Date : 20001130
Dossier : IMM-256-00
OTTAWA (ONTARIO), LE 30 NOVEMBRE 2000.
DEVANT : MONSIEUR LE JUGE ROULEAU
ENTRE :
RIGOBERTO VANENCIA SORIANO
demandeur
et
LE MINISTRE DE LA CITOYENNETÉ ET DE L'IMMIGRATION
défendeur
ORDONNANCE
La demande de contrôle judiciaire est accueillie.
P. Rouleau
Juge
Traduction certifiée conforme
Suzanne M. Gauthier, LL.L., trad. a.
Date : 20001130
Dossier : IMM-256-00
ENTRE :
RIGOBERTO VANENCIA SORIANO
demandeur
et
LE MINISTRE DE LA CITOYENNETÉ ET DE L'IMMIGRATION
défendeur
MOTIFS DE L'ORDONNANCE
LE JUGE ROULEAU
[1] Il s'agit d'une demande de contrôle judiciaire de la décision par laquelle le ministre a conclu, conformément au paragraphe 70(5) de la Loi sur l'immigration, L.R.C. (1985), ch. I-2 (la Loi) que le demandeur constitue un danger pour le public au Canada.

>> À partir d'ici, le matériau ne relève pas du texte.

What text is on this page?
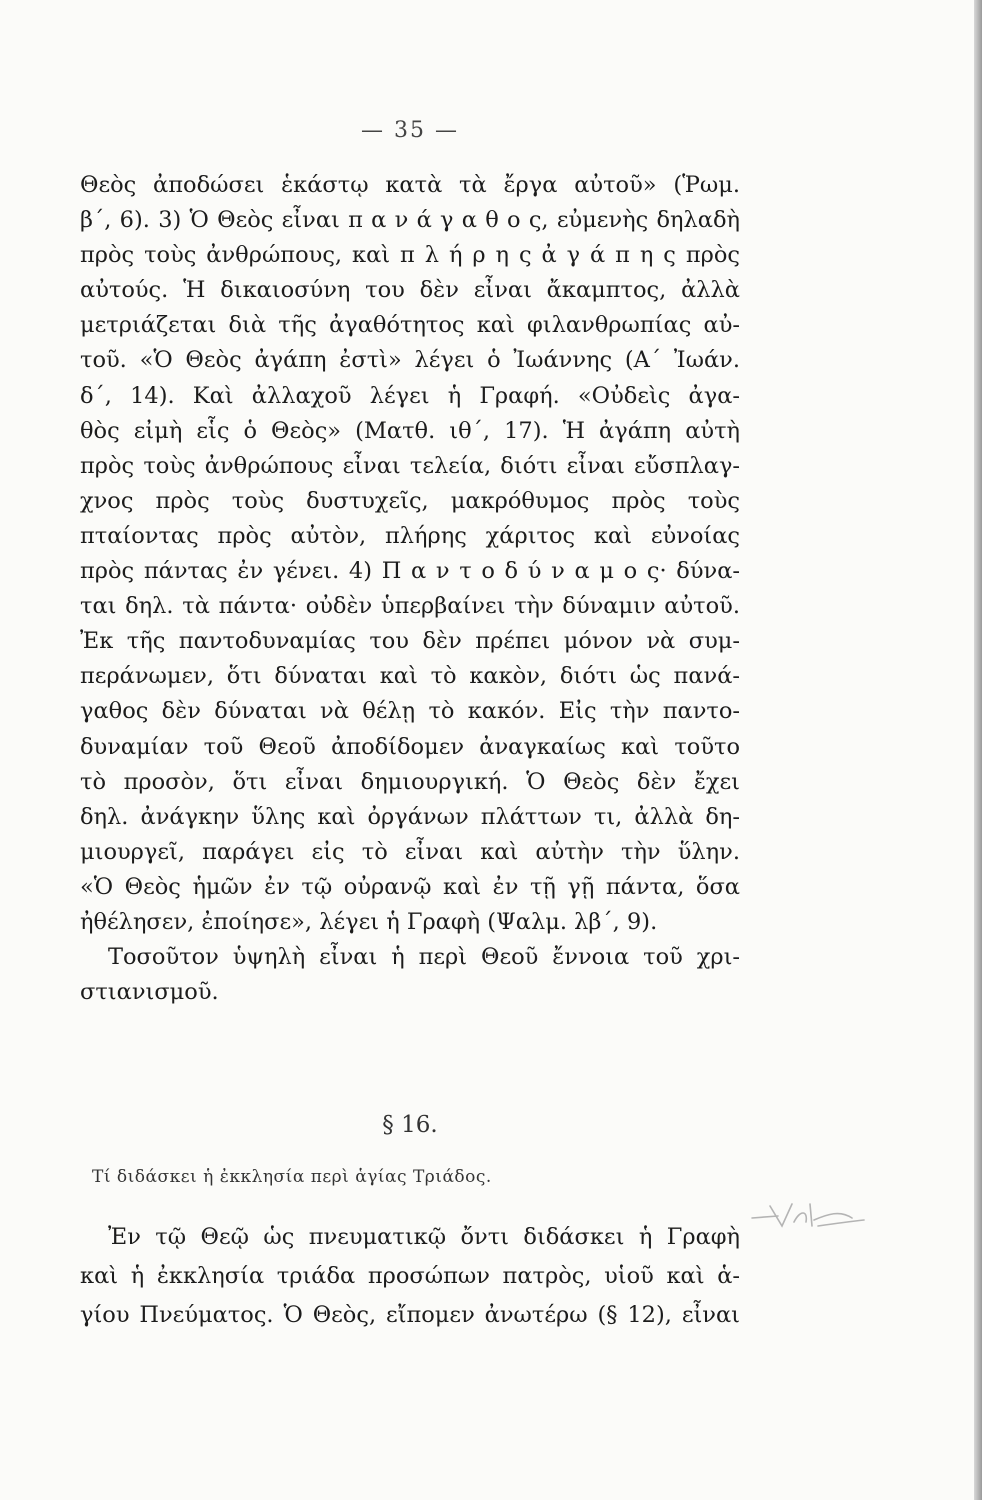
— 35 —
Θεὸς ἀποδώσει ἑκάστῳ κατὰ τὰ ἔργα αὐτοῦ» (Ῥωμ.
β΄, 6). 3) Ὁ Θεὸς εἶναι π α ν ά γ α θ ο ς, εὐμενὴς δηλαδὴ
πρὸς τοὺς ἀνθρώπους, καὶ π λ ή ρ η ς ἀ γ ά π η ς πρὸς
αὐτούς. Ἡ δικαιοσύνη του δὲν εἶναι ἄκαμπτος, ἀλλὰ
μετριάζεται διὰ τῆς ἀγαθότητος καὶ φιλανθρωπίας αὐ-
τοῦ. «Ὁ Θεὸς ἀγάπη ἐστὶ» λέγει ὁ Ἰωάννης (Α΄ Ἰωάν.
δ΄, 14). Καὶ ἀλλαχοῦ λέγει ἡ Γραφή. «Οὐδεὶς ἀγα-
θὸς εἰμὴ εἷς ὁ Θεὸς» (Ματθ. ιθ΄, 17). Ἡ ἀγάπη αὐτὴ
πρὸς τοὺς ἀνθρώπους εἶναι τελεία, διότι εἶναι εὔσπλαγ-
χνος πρὸς τοὺς δυστυχεῖς, μακρόθυμος πρὸς τοὺς
πταίοντας πρὸς αὐτὸν, πλήρης χάριτος καὶ εὐνοίας
πρὸς πάντας ἐν γένει. 4) Π α ν τ ο δ ύ ν α μ ο ς· δύνα-
ται δηλ. τὰ πάντα· οὐδὲν ὑπερβαίνει τὴν δύναμιν αὐτοῦ.
Ἐκ τῆς παντοδυναμίας του δὲν πρέπει μόνον νὰ συμ-
περάνωμεν, ὅτι δύναται καὶ τὸ κακὸν, διότι ὡς πανά-
γαθος δὲν δύναται νὰ θέλῃ τὸ κακόν. Εἰς τὴν παντο-
δυναμίαν τοῦ Θεοῦ ἀποδίδομεν ἀναγκαίως καὶ τοῦτο
τὸ προσὸν, ὅτι εἶναι δημιουργική. Ὁ Θεὸς δὲν ἔχει
δηλ. ἀνάγκην ὕλης καὶ ὀργάνων πλάττων τι, ἀλλὰ δη-
μιουργεῖ, παράγει εἰς τὸ εἶναι καὶ αὐτὴν τὴν ὕλην.
«Ὁ Θεὸς ἡμῶν ἐν τῷ οὐρανῷ καὶ ἐν τῇ γῇ πάντα, ὅσα
ἠθέλησεν, ἐποίησε», λέγει ἡ Γραφὴ (Ψαλμ. λβ΄, 9).
Τοσοῦτον ὑψηλὴ εἶναι ἡ περὶ Θεοῦ ἔννοια τοῦ χρι-
στιανισμοῦ.
§ 16.
Τί διδάσκει ἡ ἐκκλησία περὶ ἁγίας Τριάδος.
Ἐν τῷ Θεῷ ὡς πνευματικῷ ὄντι διδάσκει ἡ Γραφὴ
καὶ ἡ ἐκκλησία τριάδα προσώπων πατρὸς, υἱοῦ καὶ ἁ-
γίου Πνεύματος. Ὁ Θεὸς, εἴπομεν ἀνωτέρω (§ 12), εἶναι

[2] Le demandeur est né au Salvador en 1962. Il a quitté son pays pour se rendre aux États-Unis et il est entré au Canada en 1988.
[3] Au mois de septembre 1992, la section du statut de la Commission de l'immigration et du statut de réfugié a conclu que le demandeur n'était pas un réfugié au sens de la Convention. Néanmoins, grâce au parrainage de sa conjointe, le demandeur est devenu un immigrant ayant obtenu le droit d'établissement au Canada le 18 novembre 1997.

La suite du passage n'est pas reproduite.